Council of Trade Unions (Ms Jennie George), and

(ii) of the remainder, almost all employees have volunteered

to work additional time free of penalty to make up the

losses; and

(b) considers that the work force in Western Australia be

congratulated for putting Western Australia first, which is more

than can be said for the Prime Minister, the Western Australian

Labor Party members and the Greens (WA), Senators Chamarette and

Margetts.

Senator Ian Macdonald: To move on the next day of sitting--That the

Senate--

(a) notes that:

(i) 20 and 21 October 1995 comprise Amnesty International

Australia's Candle Day, and

(ii) Candle Day is an occasion on which all Australians can

show support for Amnesty International and human rights

by buying and wearing a badge;

(b) congratulates Amnesty International on its continuing vital work

on behalf of political prisoners around the world; and

(c) calls on the international community to renew efforts to

eliminate human rights abuses and to respect fundamental and

internationally-accepted principles of human rights.
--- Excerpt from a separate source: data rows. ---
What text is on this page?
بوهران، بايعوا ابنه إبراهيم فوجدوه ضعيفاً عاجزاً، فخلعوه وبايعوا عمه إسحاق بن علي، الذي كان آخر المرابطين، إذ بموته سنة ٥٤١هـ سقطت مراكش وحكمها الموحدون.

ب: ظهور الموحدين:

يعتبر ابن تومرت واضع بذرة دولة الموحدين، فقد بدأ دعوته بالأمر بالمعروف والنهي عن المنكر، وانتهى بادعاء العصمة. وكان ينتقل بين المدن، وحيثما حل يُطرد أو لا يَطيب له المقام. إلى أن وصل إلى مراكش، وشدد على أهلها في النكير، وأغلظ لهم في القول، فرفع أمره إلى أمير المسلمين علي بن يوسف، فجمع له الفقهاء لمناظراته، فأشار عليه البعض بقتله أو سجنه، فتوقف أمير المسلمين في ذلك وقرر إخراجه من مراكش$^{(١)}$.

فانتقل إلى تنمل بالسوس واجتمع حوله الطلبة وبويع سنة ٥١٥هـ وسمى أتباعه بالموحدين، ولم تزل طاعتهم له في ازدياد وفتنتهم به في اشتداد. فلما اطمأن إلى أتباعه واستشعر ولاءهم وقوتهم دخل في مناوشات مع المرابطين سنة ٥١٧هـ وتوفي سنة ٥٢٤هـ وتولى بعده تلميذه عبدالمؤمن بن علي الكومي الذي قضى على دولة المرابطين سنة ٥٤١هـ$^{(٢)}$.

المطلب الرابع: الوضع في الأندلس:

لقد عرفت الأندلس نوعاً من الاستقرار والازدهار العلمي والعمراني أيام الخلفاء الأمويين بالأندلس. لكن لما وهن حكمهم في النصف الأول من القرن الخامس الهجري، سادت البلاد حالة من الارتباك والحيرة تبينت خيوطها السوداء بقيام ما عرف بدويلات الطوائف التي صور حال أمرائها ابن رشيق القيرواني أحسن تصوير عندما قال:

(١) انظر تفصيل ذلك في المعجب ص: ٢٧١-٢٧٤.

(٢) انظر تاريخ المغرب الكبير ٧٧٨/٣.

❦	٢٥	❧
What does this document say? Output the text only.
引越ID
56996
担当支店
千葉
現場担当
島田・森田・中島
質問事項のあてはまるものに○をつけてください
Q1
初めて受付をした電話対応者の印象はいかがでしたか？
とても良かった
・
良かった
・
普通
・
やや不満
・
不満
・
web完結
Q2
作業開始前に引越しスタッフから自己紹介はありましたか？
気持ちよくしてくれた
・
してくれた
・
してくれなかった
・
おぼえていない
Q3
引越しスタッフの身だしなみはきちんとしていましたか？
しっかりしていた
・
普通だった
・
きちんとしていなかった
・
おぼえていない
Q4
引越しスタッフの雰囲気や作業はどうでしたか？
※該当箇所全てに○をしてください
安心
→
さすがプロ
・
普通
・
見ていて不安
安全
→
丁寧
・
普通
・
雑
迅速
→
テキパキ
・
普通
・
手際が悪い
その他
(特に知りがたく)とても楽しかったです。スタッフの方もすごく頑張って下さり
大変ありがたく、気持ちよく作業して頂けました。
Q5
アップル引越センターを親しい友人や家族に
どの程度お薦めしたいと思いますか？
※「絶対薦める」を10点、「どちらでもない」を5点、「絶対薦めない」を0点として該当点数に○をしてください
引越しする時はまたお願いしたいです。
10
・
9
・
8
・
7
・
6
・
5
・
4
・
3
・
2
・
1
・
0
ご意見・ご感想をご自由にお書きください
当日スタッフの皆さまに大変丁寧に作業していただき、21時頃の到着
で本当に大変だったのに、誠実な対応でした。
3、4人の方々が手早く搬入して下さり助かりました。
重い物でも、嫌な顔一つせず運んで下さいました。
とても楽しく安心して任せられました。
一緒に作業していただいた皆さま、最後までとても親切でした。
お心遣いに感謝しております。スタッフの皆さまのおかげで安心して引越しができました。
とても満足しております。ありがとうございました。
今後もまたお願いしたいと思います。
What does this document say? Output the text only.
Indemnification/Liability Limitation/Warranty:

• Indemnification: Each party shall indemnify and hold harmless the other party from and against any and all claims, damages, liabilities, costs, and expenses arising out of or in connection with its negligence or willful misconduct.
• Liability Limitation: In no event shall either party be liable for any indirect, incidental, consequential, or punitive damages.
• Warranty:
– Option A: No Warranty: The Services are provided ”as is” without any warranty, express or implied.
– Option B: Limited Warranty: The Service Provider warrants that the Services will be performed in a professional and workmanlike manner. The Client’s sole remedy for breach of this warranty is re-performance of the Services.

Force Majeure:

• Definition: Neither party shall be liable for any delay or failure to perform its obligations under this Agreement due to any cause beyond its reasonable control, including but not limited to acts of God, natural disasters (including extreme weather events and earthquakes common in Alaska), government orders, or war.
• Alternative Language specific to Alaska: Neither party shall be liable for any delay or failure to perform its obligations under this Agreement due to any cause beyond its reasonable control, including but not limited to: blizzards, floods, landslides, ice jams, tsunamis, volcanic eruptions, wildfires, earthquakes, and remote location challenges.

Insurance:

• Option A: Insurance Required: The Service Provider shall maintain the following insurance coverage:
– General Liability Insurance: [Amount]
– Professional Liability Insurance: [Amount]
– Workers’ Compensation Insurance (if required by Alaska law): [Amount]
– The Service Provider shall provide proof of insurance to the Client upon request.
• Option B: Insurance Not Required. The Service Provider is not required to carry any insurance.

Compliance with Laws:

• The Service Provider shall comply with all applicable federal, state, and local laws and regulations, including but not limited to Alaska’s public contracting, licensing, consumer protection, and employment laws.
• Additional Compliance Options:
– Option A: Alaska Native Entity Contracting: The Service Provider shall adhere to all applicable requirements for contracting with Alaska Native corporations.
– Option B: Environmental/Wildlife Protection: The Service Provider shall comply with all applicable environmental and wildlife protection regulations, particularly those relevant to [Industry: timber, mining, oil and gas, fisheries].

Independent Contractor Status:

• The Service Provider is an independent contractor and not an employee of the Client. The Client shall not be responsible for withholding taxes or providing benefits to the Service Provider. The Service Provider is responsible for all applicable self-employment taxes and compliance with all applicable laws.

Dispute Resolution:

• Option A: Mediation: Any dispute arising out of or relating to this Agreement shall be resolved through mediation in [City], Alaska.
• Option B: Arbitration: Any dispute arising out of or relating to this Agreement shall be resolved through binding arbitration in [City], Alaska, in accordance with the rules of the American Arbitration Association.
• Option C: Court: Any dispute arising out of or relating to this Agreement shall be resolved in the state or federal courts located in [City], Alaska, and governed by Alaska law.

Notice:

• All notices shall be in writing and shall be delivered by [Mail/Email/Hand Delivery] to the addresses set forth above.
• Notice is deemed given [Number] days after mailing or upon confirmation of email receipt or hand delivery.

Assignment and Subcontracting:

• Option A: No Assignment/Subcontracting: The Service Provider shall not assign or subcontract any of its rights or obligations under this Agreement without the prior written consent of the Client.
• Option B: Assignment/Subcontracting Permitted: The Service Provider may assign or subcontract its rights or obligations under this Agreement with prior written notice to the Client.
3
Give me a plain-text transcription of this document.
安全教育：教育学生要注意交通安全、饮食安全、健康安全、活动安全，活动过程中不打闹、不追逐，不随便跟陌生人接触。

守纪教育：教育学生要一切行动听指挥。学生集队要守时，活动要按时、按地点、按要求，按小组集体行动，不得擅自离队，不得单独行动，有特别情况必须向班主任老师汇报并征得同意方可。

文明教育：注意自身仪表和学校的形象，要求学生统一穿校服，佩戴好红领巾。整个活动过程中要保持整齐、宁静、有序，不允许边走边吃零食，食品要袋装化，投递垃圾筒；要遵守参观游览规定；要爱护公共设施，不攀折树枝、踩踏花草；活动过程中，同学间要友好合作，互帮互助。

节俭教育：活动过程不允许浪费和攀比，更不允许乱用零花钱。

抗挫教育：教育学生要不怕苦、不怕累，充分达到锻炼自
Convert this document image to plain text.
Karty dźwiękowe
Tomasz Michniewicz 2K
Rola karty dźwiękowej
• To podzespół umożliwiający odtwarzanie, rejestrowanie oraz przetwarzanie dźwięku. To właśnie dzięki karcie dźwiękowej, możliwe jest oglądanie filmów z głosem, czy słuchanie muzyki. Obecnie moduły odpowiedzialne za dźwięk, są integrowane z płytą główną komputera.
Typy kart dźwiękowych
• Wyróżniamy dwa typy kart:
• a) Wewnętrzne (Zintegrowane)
Senator Coulter: To move on the next day of sitting--That the Senate

notes--

(a) the comments by former Liberal Senator Peter Baume on 17 October

1995 that Australia is a low taxed country; that "low tax

nonsense is nonsense'; and that Australia's health services and

patients are suffering because of low tax; and

(b) former Senator Peter Baume's call for higher taxation to supply

an adequate health service.

Senator Abetz: To move on the next day of sitting--That the Senate--

(a) notes:

(i) the Labor Party's failure to dissociate itself from the

politically-motivated blockade of Western Australia on

17 October 1995, and

(ii) Ms Jennie George, President-elect of the Australian

Council of Trade Unions, attracted only 400 to a rally

which means 1 299 600 Western Australians stayed away

from the rally; and

(b) calls on the Prime Minister (Mr Keating) to dissociate himself

from such politically-motivated blockades.

Senator Chamarette: To move on the next day of sitting--That the

Senate--

(a) notes that the week beginning 15 October is Amnesty

International Week;

(b) welcomes Amnesty International's continued commitment to human

rights and, in particular, to the abolition of the death

penalty;

(c) notes, with alarm, the rise in the number of executions in

recent years in many countries; and

(d) calls on the Australian Government to work through the United

Nations and other international fora for the abolition of the

death penalty and for full recognition of those rights accorded

people in the Universal Declaration of Human Rights.